The Stanley Kubrick film adaptation covers most of those plot points, but veers pretty severely from what makes the original so suspenseful. In the book, we don't see Jack typing the same words over and over each day or chasing Wendy and Danny through a frozen maze. Instead, he begins with a clear purpose for his play that begins to be shaped by the resentment that is taking over his mind as he falls prey to shame and anger. There is a history of violence in the family that Wendy wisely remembers and Jack feels trapped by the monster she sees in him. His story is one of self-sabotage that culminates in self-sacrifice.

Doomsday Book by Connie Willis

This is not strictly one genre, but it could be considered science-fiction horror, historical fiction, etc.
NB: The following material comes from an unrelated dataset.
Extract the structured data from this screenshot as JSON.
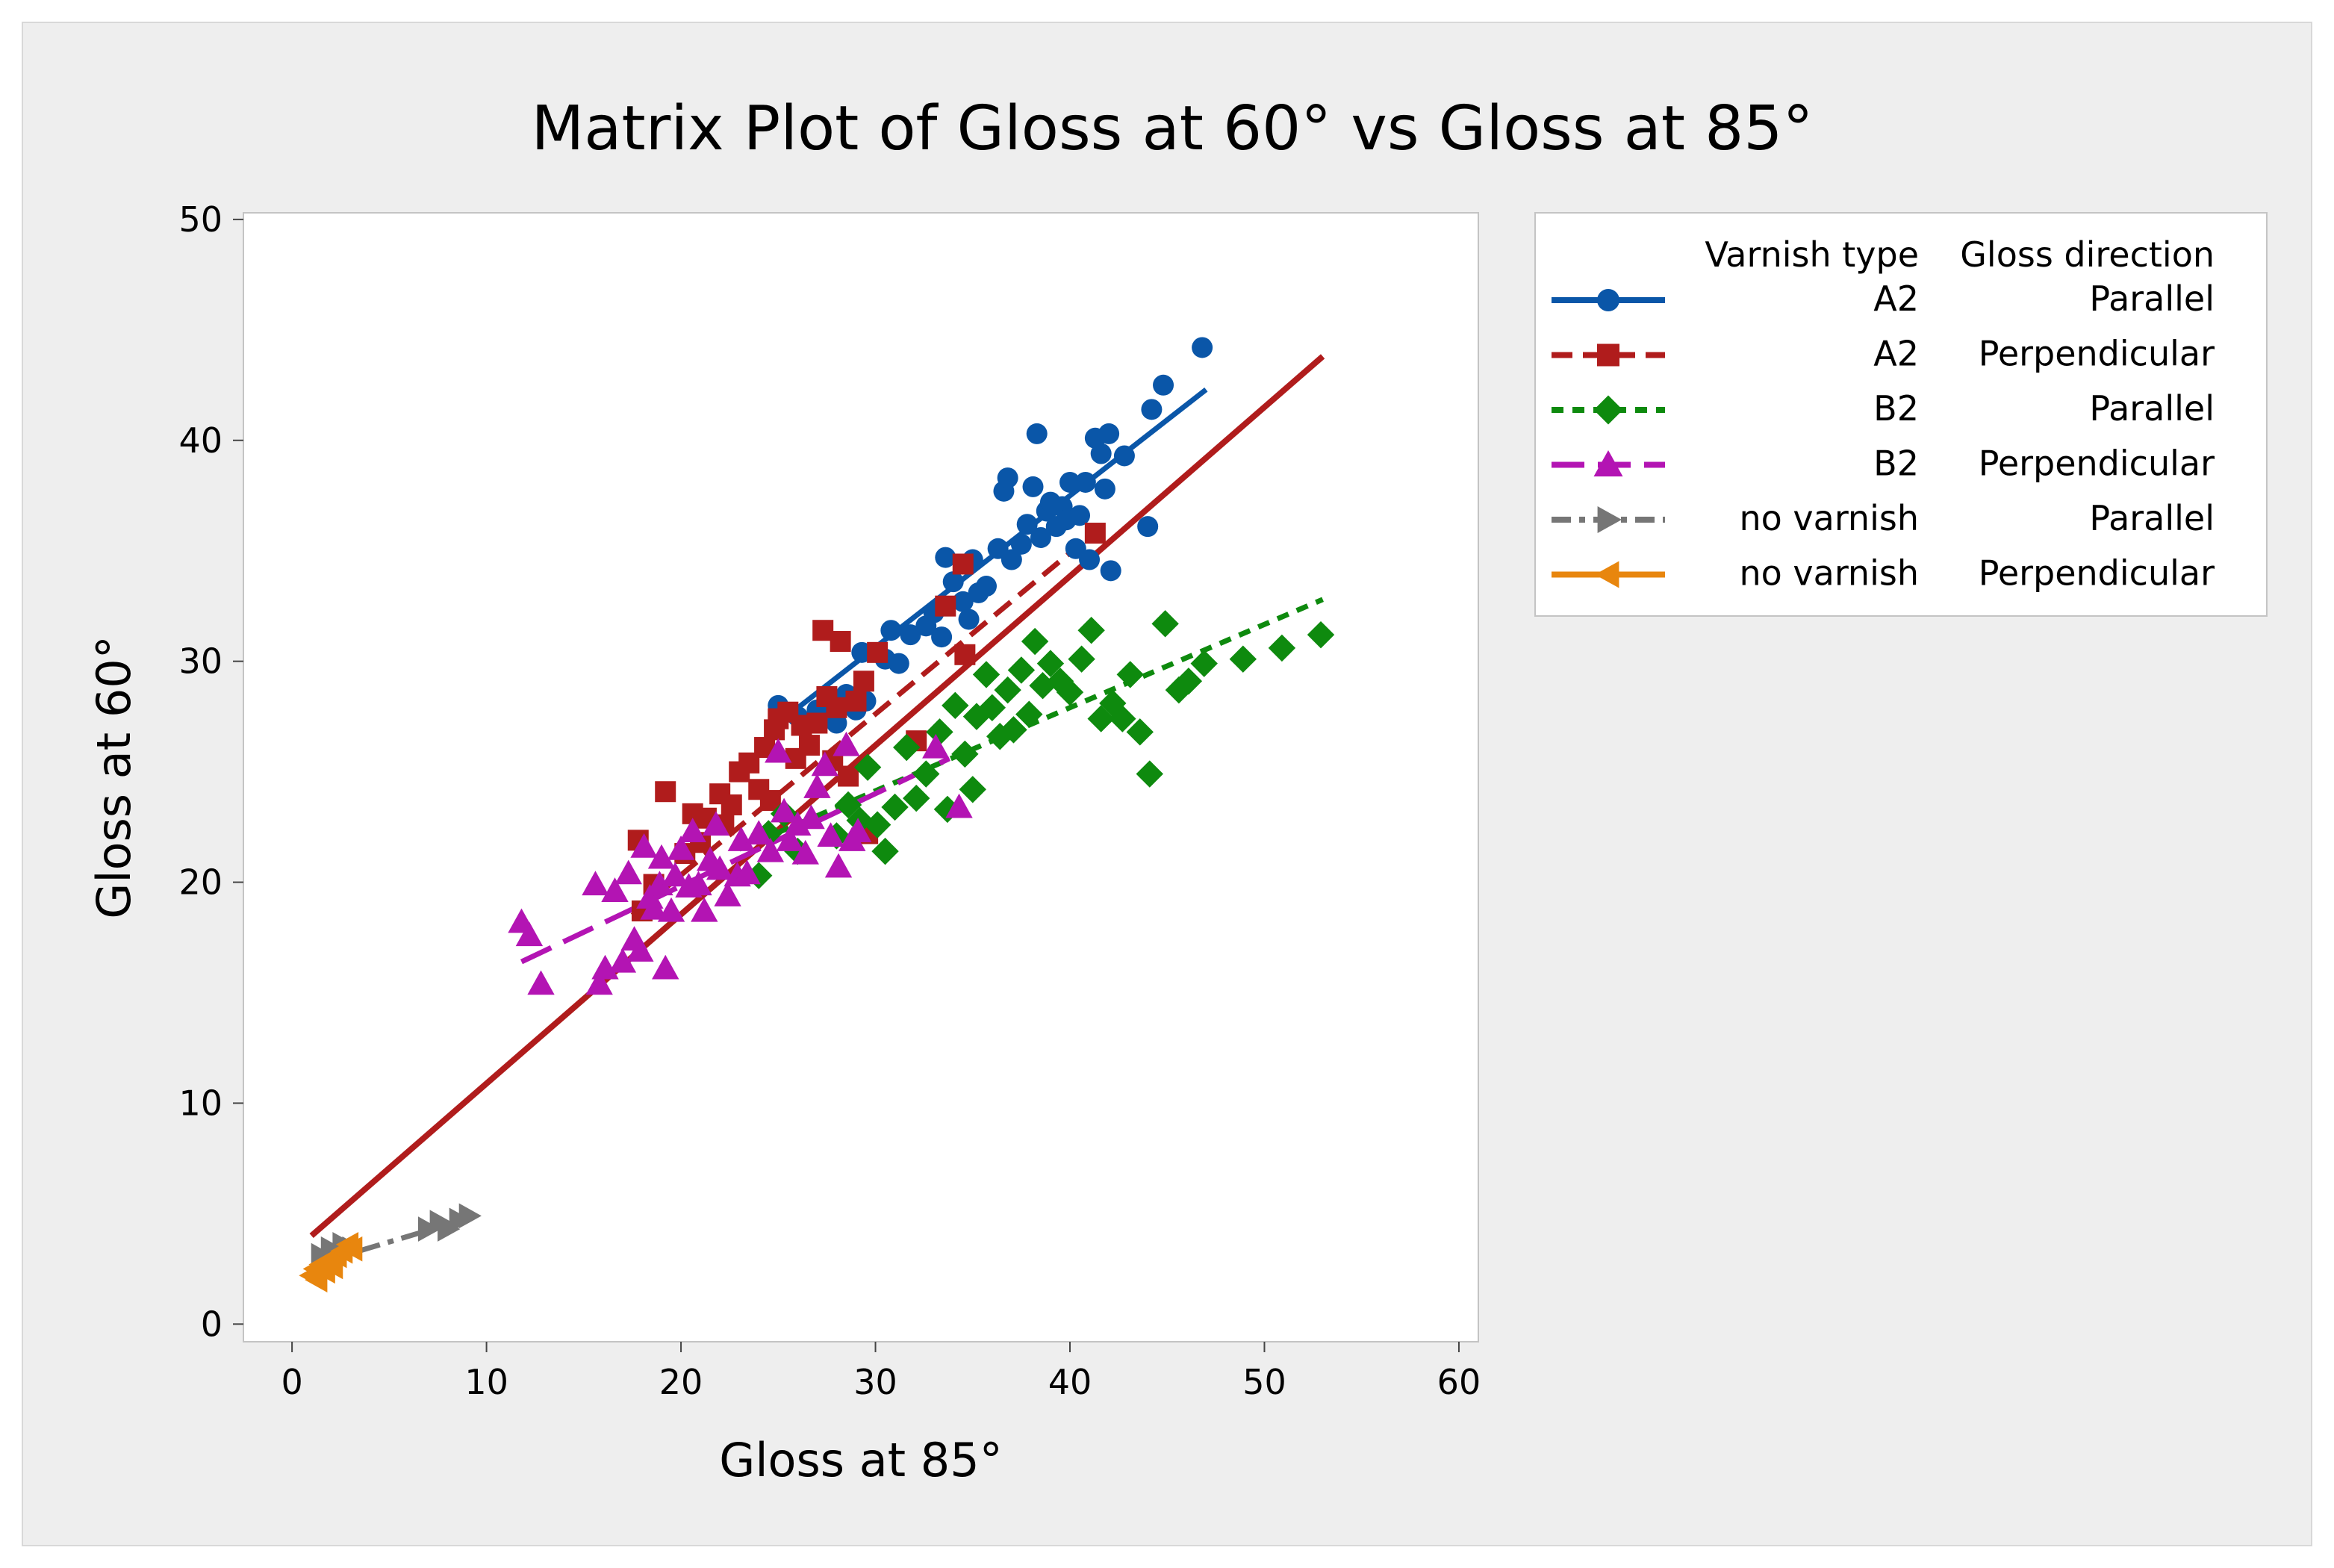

As a novel in the Oxford Time Travel series, it explores what happens when historians do research by venturing into other centuries. A professor remembers going to the middle of the Blitz, for example. Kivrin Engle is a student at Oxford who would love to study the 14th century in England. She learns Middle English and Latin, dyes her own wool, and even comes up with a cover story for when she arrives on the Oxford-Bath Road in 1320.

There are perils ranging from robbers to hypothermia, but no sooner has she traveled into the past than the people left behind at the university come down with the flu. A mysterious illness begins to affect the people who worked with Kivrin on her preparations and soon begins infecting tourists and locals alike. They can't even tell if everything went all right with the time travel because the first person to fall ill is the technician who was supposed to study the results.

Meanwhile, Kivrin finds herself in a land where she can't speak the language for some reason and she is increasingly convinced that something has gone wrong. She spends days suffering the same influenza as the people at Oxford before recovering and befriending the contemporaries who took her into their home.

It all goes horribly wrong when she realizes that, through an error, she was sent to Oxford at Christmas in 1348 and had a front-row seat to the first instances of the bubonic plague. She's all right--she had a vaccine before she left England--but it remains to be seen if her knowledge of history and medicine will help her save any of the friends she has made.

Written in the 1980s, this sometimes does not age well--it talks about how badly Americans handled a pandemic, for example--but it is suspenseful to the last page and emotionally intense for readers.